Pour prolonger cette plongée dans le passé, nous avons pris la direction du musée de Narbonne. Et quelle surprise ! Une visite guidée exceptionnelle nous a permis de découvrir les réserves habituellement fermées au public ainsi que les ateliers de restauration des enduits peints en provenance de la villa maritime.

Au final, ce rassemblement aura réuni tous les ingrédients d’un excellent cru : le plaisir de retrouver les amis, de faire de nouvelles rencontres, de partager de belles navigations dans un cadre préservé et de s’enrichir de découvertes historiques et archéologiques passionnantes. Une parenthèse dont nous sommes repartis avec de très beaux souvenirs… et déjà l’envie de revenir.

D’autres photos du rassemblement

Premiers bords pour Venexiana 5

C’est sur le lac du Der que nous avons pu tester notre nouveau bateau.

C’est toujours un grand plaisir de retrouver les copains sur ce magnifique plan d’eau. Cette année le beau temps était au rendez-vous. Au fil de ces dernières années nous avions maints fois subi des météos maussades, mêlant pluies, vents forts et même de la neige !

Cette fois, tempête de ciel bleu, un fond d’air restant frais mais agréable et un vent léger, « un temps de demoiselles ».

Juste ce qu’il nous fallait pour tester tous les réglages de ce bateau que son précédent constructeur et propriétaire, Yves, avait soigneusement peaufiné au fil des années.

Un vent très léger qui nous évité de trop recourir aux avirons, sauf pour la sortie du port.

La mise à l’eau avec notre charriot 4X4 et deux autres Silmaril
La sortie du port : gros avantage par rapport au Skerry, Marie peut barrer et diriger le bateau – photo E. Gut
Avec le spi en voile d’avant – photo Lionel Baudoin
L’équipage au complet, Marie a conservé la barre durant ces trois jours me permettant de peaufiner les réglages … sous la surveillance de Raoul ! – Photo Lionel Beaudoin
Ici on constate que l’on a changé de voile d’avant : c’est le foc du gréement que j’avais acheté quand il était question de construire le nouveau bateau. photo Emmanuel Conrath

Donc un bilan très positif sur l’eau.
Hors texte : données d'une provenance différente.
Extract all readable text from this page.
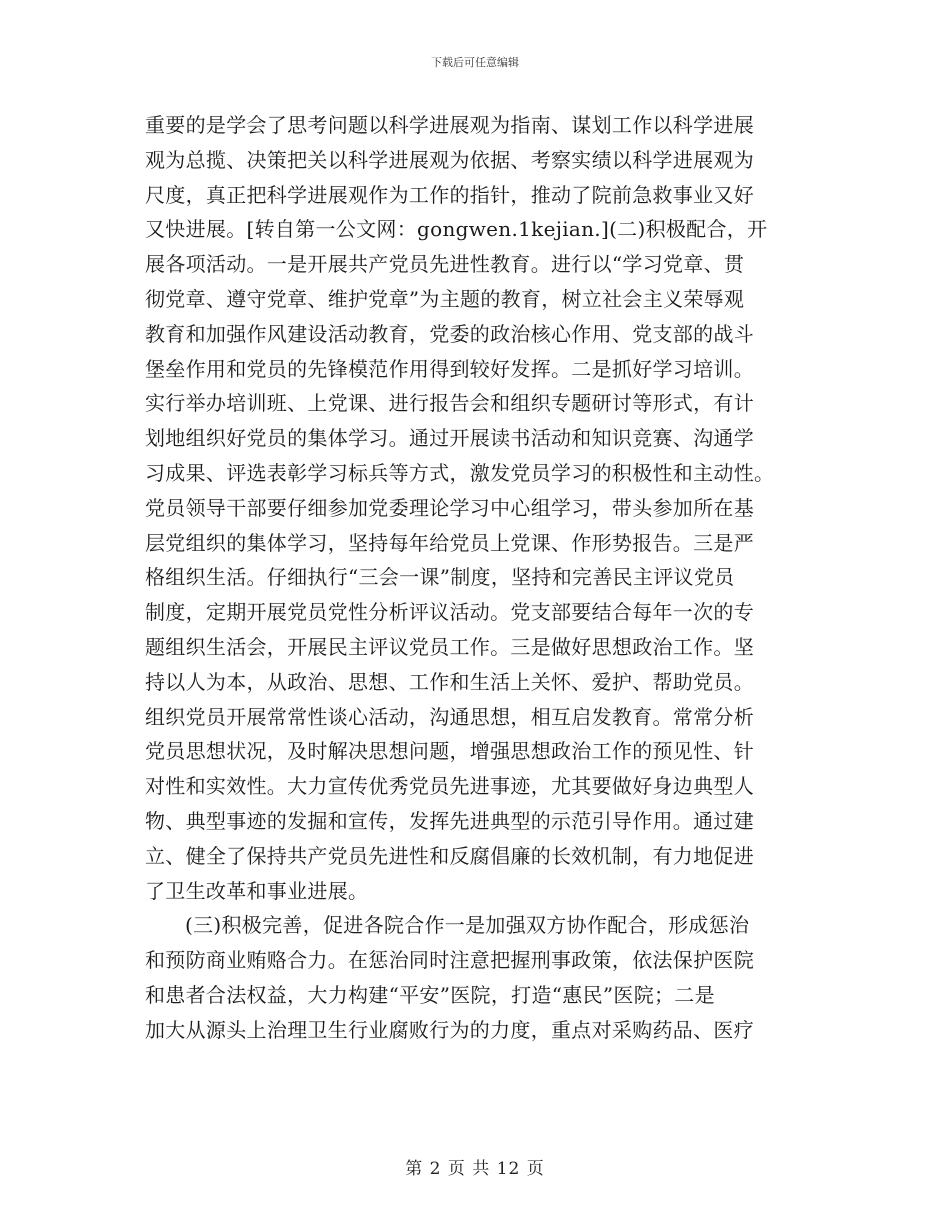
下载后可任意编辑
重要的是学会了思考问题以科学进展观为指南、谋划工作以科学进展
观为总揽、决策把关以科学进展观为依据、考察实绩以科学进展观为
尺度，真正把科学进展观作为工作的指针，推动了院前急救事业又好
又快进展。[转自第一公文网：gongwen.1kejian.](二)积极配合，开
展各项活动。一是开展共产党员先进性教育。进行以“学习党章、贯
彻党章、遵守党章、维护党章”为主题的教育，树立社会主义荣辱观
教育和加强作风建设活动教育，党委的政治核心作用、党支部的战斗
堡垒作用和党员的先锋模范作用得到较好发挥。二是抓好学习培训。
实行举办培训班、上党课、进行报告会和组织专题研讨等形式，有计
划地组织好党员的集体学习。通过开展读书活动和知识竞赛、沟通学
习成果、评选表彰学习标兵等方式，激发党员学习的积极性和主动性。
党员领导干部要仔细参加党委理论学习中心组学习，带头参加所在基
层党组织的集体学习，坚持每年给党员上党课、作形势报告。三是严
格组织生活。仔细执行“三会一课”制度，坚持和完善民主评议党员
制度，定期开展党员党性分析评议活动。党支部要结合每年一次的专
题组织生活会，开展民主评议党员工作。三是做好思想政治工作。坚
持以人为本，从政治、思想、工作和生活上关怀、爱护、帮助党员。
组织党员开展常常性谈心活动，沟通思想，相互启发教育。常常分析
党员思想状况，及时解决思想问题，增强思想政治工作的预见性、针
对性和实效性。大力宣传优秀党员先进事迹，尤其要做好身边典型人
物、典型事迹的发掘和宣传，发挥先进典型的示范引导作用。通过建
立、健全了保持共产党员先进性和反腐倡廉的长效机制，有力地促进
了卫生改革和事业进展。
(三)积极完善，促进各院合作一是加强双方协作配合，形成惩治
和预防商业贿赂合力。在惩治同时注意把握刑事政策，依法保护医院
和患者合法权益，大力构建“平安”医院，打造“惠民”医院；二是
加大从源头上治理卫生行业腐败行为的力度，重点对采购药品、医疗
第 2 页 共 12 页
Le seul problème est venu de la remorque. Le choix d’un charriot de mise à l’eau à le grand avantage de supprimer les manoeuvres de cale avec la voiture. Le problème vient des roues positionnées trop en arrière ce qui amène trop de poids sur l’avant. On résolvait la chose avec le Skerry en faisant ripper le bateau sur la remorque pour positionner les roues à peu près au milieu du bateau ce qui permettait une manutention facile. Avec le Silmaril, plus lourd, l’utilisation de l’ancien charriot de mise à l’eau embarqué du Skerry et placé à l’avant du charriot transforme celui-ci en 4X4 qu’il suffit de pousser ou de tirer avec des efforts moindres.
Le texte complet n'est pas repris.